The cryptocurrency markets are in a bloodbath. Total market capitalization has crashed, bounced, and cratered from an all-time high of $835 billion in January to a low of $102 billion currently. Bitcoin (BTC), Ethereum (ETH), and other majors have declined over 80%, and some altcoins died completely. The obvious reason for the bleeding is decreased demand. Selling by the Mt. Gox trustee and other whales last winter sparked the downturn, but a steady decrease in investor demand prolonged and deepened it. My theory is that insurmountable competition from other markets caused cryptocurrency to enter its dying stage.

Last December, the US government enacted a historic tax reform bill that cut taxes on the wealthy, upper-middle class, and corporations. The ballooning federal deficit equals private savings, so fiscal flows entered the financial and physical markets. But logically it follows that the increased capital disproportionately invested in equities, bonds, and cash, not cryptocurrency. The Trump tax law was designed to incentivize higher stock prices through easier repatriation of foreign profits and buyback programs to boost earnings and shareholder value. Also, the law punished cryptocurrency investors and traders through a provision that makes individual coin-to-coin trades taxable, whereas such taxation was once deferred. The tax law and several increased spending resolutions created exploding deficits that contributed to higher inflation, spurring the Federal Reserve to aggressively raise interest rates. Rising interest rates make fixed income and high-yield savings accounts more attractive, so people purchased bonds and cash instruments yielding above 2% instead of inflationary coins.

Ironically, cryptocurrency also faces fierce competition from itself in the form of blockchain and fintech startups. In 2017 and 2018, cryptocurrency-related startups raised record amounts of fundraising from hedge funds, university endowments, family offices, and venture capital firms. But such investments were usually made in private equity, not the coins themselves. Regulatory, insurance, and storage concerns are why institutions still do not trust direct investment in coins. As the startups like Circle, Huobi, Coinbase, and other giants grow with more investment, smaller coin projects will be more endangered. The investment appeal of big cryptocurrency institutions, mostly exchanges and stablecoins, crowds out direct investment in coins and tokens. Because retail investors are legally prohibited from investing in private equity, their funds cannot make up the difference. Newer, smaller coin projects with no press or empirical results do not survive the fierce competition for scarce investment opportunities.
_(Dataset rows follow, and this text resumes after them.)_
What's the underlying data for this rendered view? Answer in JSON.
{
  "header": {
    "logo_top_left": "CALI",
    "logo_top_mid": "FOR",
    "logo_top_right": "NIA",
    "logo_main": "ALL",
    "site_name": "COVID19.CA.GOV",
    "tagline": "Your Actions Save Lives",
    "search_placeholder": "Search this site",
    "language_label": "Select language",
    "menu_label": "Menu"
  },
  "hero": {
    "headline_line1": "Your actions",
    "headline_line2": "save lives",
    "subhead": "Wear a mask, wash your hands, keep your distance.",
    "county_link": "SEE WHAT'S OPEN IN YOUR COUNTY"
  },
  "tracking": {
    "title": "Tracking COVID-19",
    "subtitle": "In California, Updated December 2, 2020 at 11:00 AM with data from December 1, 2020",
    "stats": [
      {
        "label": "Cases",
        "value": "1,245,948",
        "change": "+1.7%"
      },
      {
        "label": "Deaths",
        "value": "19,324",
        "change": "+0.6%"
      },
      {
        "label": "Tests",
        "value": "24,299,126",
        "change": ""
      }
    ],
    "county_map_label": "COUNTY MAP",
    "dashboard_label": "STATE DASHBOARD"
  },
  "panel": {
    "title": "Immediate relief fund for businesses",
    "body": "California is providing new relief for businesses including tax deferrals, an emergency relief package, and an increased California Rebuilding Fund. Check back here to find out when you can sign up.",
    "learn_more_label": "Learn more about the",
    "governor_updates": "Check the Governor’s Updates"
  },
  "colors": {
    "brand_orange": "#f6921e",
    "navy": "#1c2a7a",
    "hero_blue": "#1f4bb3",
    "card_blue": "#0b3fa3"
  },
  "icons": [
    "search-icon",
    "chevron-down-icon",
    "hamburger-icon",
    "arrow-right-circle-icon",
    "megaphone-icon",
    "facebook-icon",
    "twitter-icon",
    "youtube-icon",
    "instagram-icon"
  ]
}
It is easy to conclude that the global regulatory crackdown on initial coin offerings (ICOs) and the peril of irrational exuberance caused the bear market, but ICOs and speculation alone did not destroy coin values by a factor of 8. The fundamental factors based on market competition, thanks to American fiscal changes and oligopolistic behavior in the blockchain space, pressured investors to continue selling. The Federal Reserve is still on a path to raise rates, and inflows to stocks, bonds, and cash continue to eclipse inflows to crypto. As institutional investors become more frightened of crypto losses, they exacerbate the competition problem by investing in startup equity. Until reforms in fiscal flows and investment competition occur, cryptocurrency markets will likely keep bleeding.

The author owns a small amount of BTC.